Il se rendit chez Sièyes pour faire avec lui ses derniers arrangemens. Là, on convint d'abord du gouvernement qu'on substituerait à celui qui existait. Il fut arrêté qu'on suspendrait les conseils pour trois mois, qu'on substituerait aux cinq directeurs trois consuls provisoires, qui, pendant ces trois mois, auraient une espèce de dictature et seraient chargés de faire une constitution. Bonaparte, Sièyes et Roger-Ducos, devaient être les trois consuls. Il s'agissait ensuite de trouver les moyens d'exécution. Sièyes avait la majorité assurée dans les anciens.
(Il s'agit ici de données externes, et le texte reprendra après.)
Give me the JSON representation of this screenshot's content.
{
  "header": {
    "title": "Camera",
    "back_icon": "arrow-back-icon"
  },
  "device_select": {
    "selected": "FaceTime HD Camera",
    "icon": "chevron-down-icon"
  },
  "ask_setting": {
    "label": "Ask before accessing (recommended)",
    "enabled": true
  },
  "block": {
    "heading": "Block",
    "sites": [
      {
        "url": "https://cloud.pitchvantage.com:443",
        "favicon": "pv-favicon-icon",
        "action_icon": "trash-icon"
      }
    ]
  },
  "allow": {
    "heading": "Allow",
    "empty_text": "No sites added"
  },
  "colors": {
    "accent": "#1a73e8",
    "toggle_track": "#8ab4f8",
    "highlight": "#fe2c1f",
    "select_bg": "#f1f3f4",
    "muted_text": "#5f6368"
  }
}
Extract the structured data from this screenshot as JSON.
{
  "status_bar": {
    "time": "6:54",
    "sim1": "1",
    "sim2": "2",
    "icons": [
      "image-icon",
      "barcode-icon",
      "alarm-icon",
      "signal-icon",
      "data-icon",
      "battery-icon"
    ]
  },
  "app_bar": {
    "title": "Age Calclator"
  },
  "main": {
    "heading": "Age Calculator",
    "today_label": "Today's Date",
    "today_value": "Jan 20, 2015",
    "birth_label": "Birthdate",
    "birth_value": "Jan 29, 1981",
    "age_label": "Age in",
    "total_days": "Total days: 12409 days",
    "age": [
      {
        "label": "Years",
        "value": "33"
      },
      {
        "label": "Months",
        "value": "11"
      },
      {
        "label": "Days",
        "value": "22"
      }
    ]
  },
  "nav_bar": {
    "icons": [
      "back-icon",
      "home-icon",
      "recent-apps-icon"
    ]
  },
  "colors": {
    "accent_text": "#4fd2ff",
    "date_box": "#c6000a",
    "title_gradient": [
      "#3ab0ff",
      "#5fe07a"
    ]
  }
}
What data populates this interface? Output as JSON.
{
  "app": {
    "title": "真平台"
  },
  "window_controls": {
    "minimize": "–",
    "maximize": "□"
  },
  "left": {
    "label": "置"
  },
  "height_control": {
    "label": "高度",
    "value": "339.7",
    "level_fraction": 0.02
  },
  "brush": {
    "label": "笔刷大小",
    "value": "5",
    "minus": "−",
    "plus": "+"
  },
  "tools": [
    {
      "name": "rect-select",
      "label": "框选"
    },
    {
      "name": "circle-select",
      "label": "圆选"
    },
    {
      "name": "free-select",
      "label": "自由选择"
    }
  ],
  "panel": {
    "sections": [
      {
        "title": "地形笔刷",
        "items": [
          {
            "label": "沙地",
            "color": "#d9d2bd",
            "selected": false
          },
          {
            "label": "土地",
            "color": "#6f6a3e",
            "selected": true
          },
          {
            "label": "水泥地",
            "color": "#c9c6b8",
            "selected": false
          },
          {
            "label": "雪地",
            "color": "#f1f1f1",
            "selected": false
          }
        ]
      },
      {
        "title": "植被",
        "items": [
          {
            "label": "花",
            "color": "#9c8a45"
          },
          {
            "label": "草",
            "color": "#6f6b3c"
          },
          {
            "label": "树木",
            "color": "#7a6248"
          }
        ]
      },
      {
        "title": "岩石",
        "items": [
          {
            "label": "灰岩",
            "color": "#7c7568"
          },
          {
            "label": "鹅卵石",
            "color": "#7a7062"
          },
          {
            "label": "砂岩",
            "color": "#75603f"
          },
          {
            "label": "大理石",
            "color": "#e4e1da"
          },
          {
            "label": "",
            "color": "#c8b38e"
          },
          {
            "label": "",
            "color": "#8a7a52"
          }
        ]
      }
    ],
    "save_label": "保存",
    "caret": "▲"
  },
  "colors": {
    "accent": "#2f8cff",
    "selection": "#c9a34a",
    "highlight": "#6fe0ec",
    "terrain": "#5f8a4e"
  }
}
Comme on parlait tous les jours de projets incendiaires, formés par les jacobins, on imagina de supposer de leur part un projet d'attentat contre la représentation nationale. La commission des inspecteurs des anciens, toute à la disposition de Sièyes, devait proposer de transférer le corps législatif à Saint-Cloud. La constitution donnait, en effet, ce droit au conseil des anciens. Ce conseil devait à cette mesure en ajouter une autre qui n'était pas autorisée par la constitution, c'était de confier le soin de protéger la translation à un général de son choix, c'est-à-dire à Bonaparte. Les anciens devaient lui déférer en même temps le commandement de la 17e division militaire et de toutes les troupes cantonnées dans Paris. Bonaparte, avec ces forces, devait conduire le corps législatif à Saint-Cloud. Là, on espérait devenir maître des cinq-cents, et leur arracher le décret d'un consulat provisoire. Sièyes et Roger-Ducos devaient donner ce jour même leur démission de directeurs. On se proposait d'emporter celle de Barras, Gohier ou Moulins. Alors le directoire était désorganisé par la dissolution de la majorité; on allait dire aux cinq-cents qu'il n'y avait plus de gouvernement, et on les obligeait à nommer les trois consuls. Ce plan était parfaitement conçu, car il faut toujours, quand on veut faire une révolution, déguiser l'illégal autant qu'on le peut, se servir des termes d'une constitution pour la détruire, et des membres d'un gouvernement pour le renverser.

On fixa le 18 brumaire pour provoquer le décret de translation, et le 19 pour la séance décisive à Saint-Cloud. On se partagea la tâche. Le décret de translation, le soin de l'obtenir, fut confié à Sièyes et à ses amis. Bonaparte se chargea d'avoir la force armée et de conduire les troupes aux Tuileries.